The study, which was published in the journal Sleep Medicine found that while sighted participants tended to remember visual sensations from their dreams, the blind participants actually have a far richer and wider variety of senses in their dreams. They experience vivid sensations of sound, touch, smell, and even taste.

Those who acquired blindness later in life, meanwhile, have experienced visual dreams, with the study noting that many of these people "described an object or a scene verbally in such rich visual terms that the interlocutor began to doubt if these individuals really lacked vision." However, they did also find that the longer a person had been blind, the shorter their memory of the dream and the more hazy the visual impressions are.

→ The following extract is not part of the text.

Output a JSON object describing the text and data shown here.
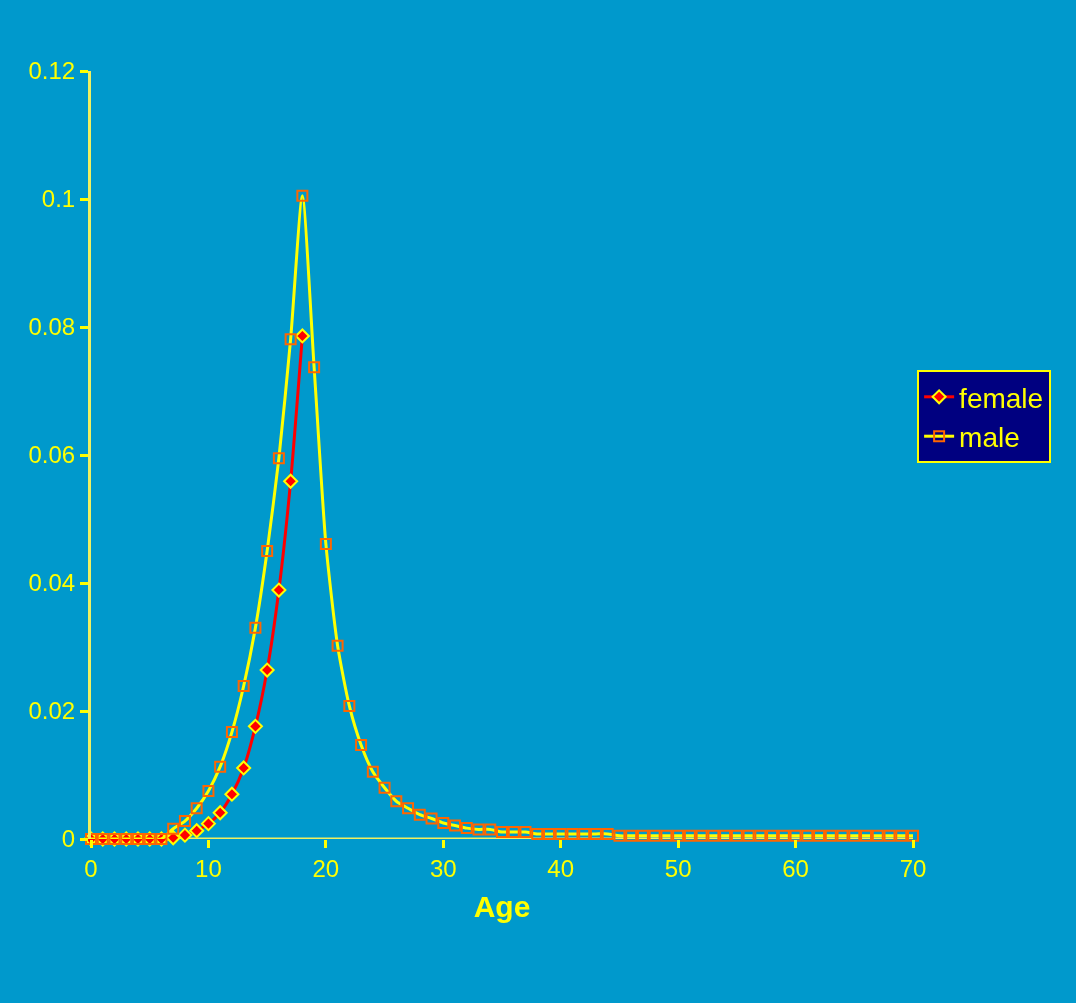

Scientists only made a thorough study about this recently, but the question as to how blind people dream, as noted by IFL Science, had been answered long ago. For instance, blind YouTuber and film critic Tommy Edison addressed the issue long ago. Edison shared that if his brain does not know how to see, it is likely that his brain won't help him, either. "A drug wouldn't be able to make me see. If it could, don't you think I'd take it every day!?"